Versuchte vorsätzliche Tötung?

Beim Augenschein an der Unfallstelle im November letzten Jahres, sagte der Staatsanwalt am zweiten Prozesstag, sei restlos klar geworden: «Dieses Überholmanöver war russische Roulette!» Der Unfallverursacher habe die Strecke bestens gekannt. «Ihm war bewusst, dass hier immer wieder Autos entgegenkommen.»

Ihm sei auch klar gewesen, dass bei einem Crash mit derart hohen Tempi Menschen sterben können. (Ein verkehrstechnisches Gutachten hat ermittelt, dass der Subaru Impreza des Beschuldigten beim Aufprall mit 115 bis 124 km/h unterwegs war. Der bergwärts verkehrende Nissan näherte sich mit 73 bis 79 km/h.)

Gerichtsverfahren wie dieses, meinte Flückiger, gebe es selten – weil meistens alle am Unfall Beteiligten tot seien. Der Beschuldigte, so der Staatsanwalt weiter, habe den Tod einer Person für möglich gehalten und auch in Kauf genommen.

Damit habe er ein schweres Verbrechen gegen das höchste Rechtsgut, das Leben, begangen. Der Beschuldigte sei dementsprechend der versuchten vorsätzlichen Tötung schuldig zu sprechen. Sollte das Gericht keinen Vorsatz erkennen können, sei der Beschuldigte allenfalls wegen schwerer Körperverletzung zu beurteilen. Sollte das Gericht auch im Hinblick auf diesen Tatbestand nicht von einem Vorsatz ausgehen, ist der Beschuldigte gemäss Staatsanwalt wegen fahrlässiger schwerer Körperverletzung zu beurteilen.

Vom Wissen auf den Willen schliessen

Michael Bütikofer, der Rechtsvertreter der als Privatklägerin auftretenden Geschädigten, schloss sich dem Staatsanwalt an. Mit seinem riskanten und rücksichtslosen Überholmanöver habe der Beschuldigte den Tod der Frau in Kauf genommen.

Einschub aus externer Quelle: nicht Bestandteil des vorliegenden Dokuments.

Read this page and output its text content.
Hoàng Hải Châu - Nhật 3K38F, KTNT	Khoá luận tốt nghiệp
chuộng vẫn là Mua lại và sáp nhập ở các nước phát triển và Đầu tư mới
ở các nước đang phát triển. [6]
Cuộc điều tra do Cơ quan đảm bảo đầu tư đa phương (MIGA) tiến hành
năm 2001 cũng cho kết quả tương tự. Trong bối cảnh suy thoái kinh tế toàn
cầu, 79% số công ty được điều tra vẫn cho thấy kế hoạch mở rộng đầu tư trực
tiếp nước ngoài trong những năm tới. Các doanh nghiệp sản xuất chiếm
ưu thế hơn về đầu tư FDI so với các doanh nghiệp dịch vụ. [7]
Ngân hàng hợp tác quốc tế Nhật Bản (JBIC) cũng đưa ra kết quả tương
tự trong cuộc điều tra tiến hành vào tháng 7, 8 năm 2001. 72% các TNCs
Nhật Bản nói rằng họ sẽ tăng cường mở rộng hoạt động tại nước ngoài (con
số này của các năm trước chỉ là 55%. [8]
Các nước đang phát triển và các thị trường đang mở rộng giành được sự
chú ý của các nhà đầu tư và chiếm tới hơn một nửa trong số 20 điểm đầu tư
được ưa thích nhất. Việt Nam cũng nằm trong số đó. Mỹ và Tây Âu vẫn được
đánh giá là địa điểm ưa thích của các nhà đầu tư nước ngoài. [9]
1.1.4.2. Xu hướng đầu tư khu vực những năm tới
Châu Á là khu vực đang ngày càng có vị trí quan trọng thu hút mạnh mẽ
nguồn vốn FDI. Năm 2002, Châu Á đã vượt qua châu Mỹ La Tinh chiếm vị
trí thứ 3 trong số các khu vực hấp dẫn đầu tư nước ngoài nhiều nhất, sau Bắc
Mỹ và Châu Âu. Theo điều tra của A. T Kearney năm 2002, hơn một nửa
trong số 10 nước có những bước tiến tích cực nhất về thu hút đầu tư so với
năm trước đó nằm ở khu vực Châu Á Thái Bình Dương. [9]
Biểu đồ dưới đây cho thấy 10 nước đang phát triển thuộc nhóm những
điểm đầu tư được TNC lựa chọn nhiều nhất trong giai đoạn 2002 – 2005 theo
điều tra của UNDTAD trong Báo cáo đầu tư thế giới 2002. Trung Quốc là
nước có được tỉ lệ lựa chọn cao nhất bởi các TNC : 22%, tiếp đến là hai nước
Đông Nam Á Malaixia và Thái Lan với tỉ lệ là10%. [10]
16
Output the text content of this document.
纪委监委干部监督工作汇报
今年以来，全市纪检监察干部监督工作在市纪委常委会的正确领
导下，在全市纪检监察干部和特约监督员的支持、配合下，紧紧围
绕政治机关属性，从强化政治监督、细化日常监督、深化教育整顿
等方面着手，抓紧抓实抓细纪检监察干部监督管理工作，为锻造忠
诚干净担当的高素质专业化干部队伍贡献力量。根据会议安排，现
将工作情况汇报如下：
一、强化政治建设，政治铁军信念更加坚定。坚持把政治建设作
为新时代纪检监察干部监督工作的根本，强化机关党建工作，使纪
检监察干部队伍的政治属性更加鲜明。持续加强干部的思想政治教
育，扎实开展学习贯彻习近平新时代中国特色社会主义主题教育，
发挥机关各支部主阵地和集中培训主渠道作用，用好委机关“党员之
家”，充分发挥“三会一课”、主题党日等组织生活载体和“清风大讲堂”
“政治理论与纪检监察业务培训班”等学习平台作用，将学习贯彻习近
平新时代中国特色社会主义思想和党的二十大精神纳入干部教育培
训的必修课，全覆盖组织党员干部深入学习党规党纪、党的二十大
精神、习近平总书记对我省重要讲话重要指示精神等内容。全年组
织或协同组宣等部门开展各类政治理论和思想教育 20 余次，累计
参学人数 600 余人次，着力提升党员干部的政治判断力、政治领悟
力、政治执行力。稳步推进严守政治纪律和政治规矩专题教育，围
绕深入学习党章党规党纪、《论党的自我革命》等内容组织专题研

Da der Unfallverursacher über Ortskenntnisse verfügt habe und nicht die ganze für das Überholmanöver erforderliche Strecke habe überblicken können, sei von einer besonders schweren Verletzung der Sorgfaltspflicht auszugehen. Er sei durchaus in der Lage gewesen, die Wahrscheinlichkeit einer möglicherweise tödlichen Kollision im morgendlichen Berufsverkehr zu erkennen.

Und nach bundesgerichtlicher Rechtsprechung, so Bütikofer weiter, könne in Bezug auf die entscheidende Frage des Vorsatzes vom Wissen auf den Willen geschlossen werden. Der Impreza-Fahrer habe zudem nichts unternommen, keine Vollbremsung eingeleitet, als die Lichter des Nissan vor ihm auftauchten. Wegen versuchter vorsätzlicher Tötung sei der Beschuldigte zu einer angemessenen Strafe nach richterlichem Ermessen zu verurteilen.

Das Risiko nicht erkannt?

Ein eventualvorsätzliches Handeln seines Mandanten stellte Amtsverteidiger Christoph Schönberg kategorisch in Abrede. Entscheidend sei doch die Frage, ob der Beschuldigte es für möglich gehalten habe, dass sein Überholmanöver jemanden das Leben kosten werde. Dafür, dass er dieses Risiko erkannt habe, gebe es keine Anzeichen.

Schönberg erinnerte in diesem Zusammenhang daran, dass seinem Mandanten das Erinnerungsvermögen in Bezug auf seine Fahrt über den Hauenstein abhanden gekommen sei. Dabei handle es sich weder um eine Schutzbehauptung, noch um eine Strategie.

Zum Unfall geführt hat nach Ansicht des amtlichen Verteidigers «eine bewusste oder unbewusste Fahrlässigkeit», «eine kapitale Fehleinschätzung der Situation». An diesem Kurs hielt auch der Beschuldigte selber konsequent fest, als er sich im Schlusswort noch einmal bei der Geschädigten entschuldigte und beifügte: «Wahrscheinlich habe ich die Situation falsch eingeschätzt.»

Verteidiger fordert bedingte Strafen

Schönberg plädierte dafür, dass sein Mandant vom Vorhalt der versuchten vorsätzlichen Tötung freizusprechen sei. Hingegen sei er schuldig zu sprechen der fahrlässigen Körperverletzung und der groben Verkehrsregelverletzung.

Dies weil er die allgemeine Höchstgeschwindigkeit ausserorts massiv überschritten und trotz Gegenverkehr überholt habe. Sein Mandant, so der Pflichtverteidiger weiter, sei zu einer Freiheitsstrafe von acht Monaten, bedingt erlassen auf zwei Jahre, zu einer bedingten Geldstrafe von 30 Tagessätzen à 60 Franken und zu einer Busse von 300 Franken zu verurteilen.

Das Amtsgericht unter dem Vorsitz von Amtsgerichtspräsident Pierino Orfei will das Urteil am 6. März mündlich eröffnen.